Microsoft Trustworthy Computing (TwC)

Today marks the 10th Anniversary of Bill Gates’ Trustworthy Computing email to all of Microsoft. Most consider this a transitional event for Microsoft, in particular being the point at which Security assumed its proper position as the most important of the many “ities” that products must address. Prior to this memo, or more specifically a decision by the Windows team to halt development of a new version while it took about a year to secure Windows XP (with Service Pack 2), Security had just been another one of the “ities” that products addressed. Yes development teams took it seriously, but not seriously enough. When I joined Microsoft in 1994 I found its attention to Security lacking compared to what we’d had at DEC (for quite a number of years). After the start of the Trustworthy Computing (TwC) initiative no sizable commercial product organization on the planet took it more seriously than Microsoft.

TwC has led to a number of great changes in how Microsoft builds products and responds to threats, but in many ways I think the biggest change was in making it OK to break backward compatibility to address serious security issues. This was the biggest struggle the Windows team faced in creating XP SP2. It was also the biggest challenge we faced in SQL Server. I know I’ve written about the blank SA password problem before, but this is an appropriate time to re-tell the story.
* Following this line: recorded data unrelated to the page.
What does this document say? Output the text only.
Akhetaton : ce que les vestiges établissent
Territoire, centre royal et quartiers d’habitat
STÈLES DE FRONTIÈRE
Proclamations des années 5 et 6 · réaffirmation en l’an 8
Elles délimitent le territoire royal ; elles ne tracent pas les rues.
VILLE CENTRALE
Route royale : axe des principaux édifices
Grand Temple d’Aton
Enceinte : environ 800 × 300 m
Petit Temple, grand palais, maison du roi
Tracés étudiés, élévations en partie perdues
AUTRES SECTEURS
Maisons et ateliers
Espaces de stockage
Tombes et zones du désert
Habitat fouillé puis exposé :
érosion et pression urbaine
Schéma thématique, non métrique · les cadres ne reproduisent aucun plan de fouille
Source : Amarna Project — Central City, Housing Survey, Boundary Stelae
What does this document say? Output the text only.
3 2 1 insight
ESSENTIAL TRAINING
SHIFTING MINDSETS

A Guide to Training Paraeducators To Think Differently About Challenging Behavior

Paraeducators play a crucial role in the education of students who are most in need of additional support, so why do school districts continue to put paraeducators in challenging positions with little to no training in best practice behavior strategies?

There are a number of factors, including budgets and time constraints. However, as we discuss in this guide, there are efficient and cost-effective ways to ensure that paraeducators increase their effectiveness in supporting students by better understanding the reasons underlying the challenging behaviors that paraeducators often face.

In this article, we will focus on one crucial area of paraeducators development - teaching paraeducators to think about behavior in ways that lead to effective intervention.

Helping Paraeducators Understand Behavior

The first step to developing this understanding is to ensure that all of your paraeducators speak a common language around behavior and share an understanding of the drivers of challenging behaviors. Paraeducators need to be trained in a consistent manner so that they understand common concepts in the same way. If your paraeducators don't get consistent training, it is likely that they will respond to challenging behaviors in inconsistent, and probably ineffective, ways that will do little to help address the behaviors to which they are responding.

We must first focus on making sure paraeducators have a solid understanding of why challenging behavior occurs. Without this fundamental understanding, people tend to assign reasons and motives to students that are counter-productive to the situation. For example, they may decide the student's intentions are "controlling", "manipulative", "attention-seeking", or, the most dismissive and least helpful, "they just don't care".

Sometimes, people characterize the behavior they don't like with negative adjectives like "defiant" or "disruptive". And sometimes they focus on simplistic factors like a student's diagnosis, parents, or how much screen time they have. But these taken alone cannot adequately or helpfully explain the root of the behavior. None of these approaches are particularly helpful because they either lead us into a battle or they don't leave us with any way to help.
Sybase had originally shipped SQL Server with the SA, or System Administrator, login password defaulting to a blank (meaning no password at all). Microsoft, in its porting role, had retained that default. Over time many organizations had failed to create passwords for the SA account, and many millions of lines of scripts and application code depended on the SA account not having a password. I really wanted to change that situation, but as we worked on SQL Server 7.0 there were many bigger fish to fry and we didn’t need to introduce yet another compatibility problem. For SQL Server 2000 I owned the central Program Management team and thus the Security PM reported to me, as well as the Setup team, so we took a serious look at the problem. What we decided to do was to retain the ability to have a blank SA password, but change that from being the default to one that the person installing SQL Server (be it a new installation or an upgrade) would jump through hoops to select. Then in a later version we’d look at eliminating the SA login entirely. And so SQL Server 2000’s Setup implemented this change. Meanwhile we also wanted the management tools to issue a warning every time someone connected to a server using SA/nopassword, but they were far behind schedule and didn’t implement this functionality. In the pre-TwC world this was an acceptable tradeoff, whereas in the post-TwC world it would not have been.

In truth we could have been even more draconian in our attempts to eliminate SA/nopassword. For example, we could have forced you to actually run a separate setup. Or disabled features when you didn’t have a password. Or created a mapping mechanism thatactually meant “grab the password from this other location” so that code would not need to be changed yet a password would indeed exist. But at the time addressing this problem, particularly as it was bad practice by users rather than an actual bug in the system, wasn’t paramount.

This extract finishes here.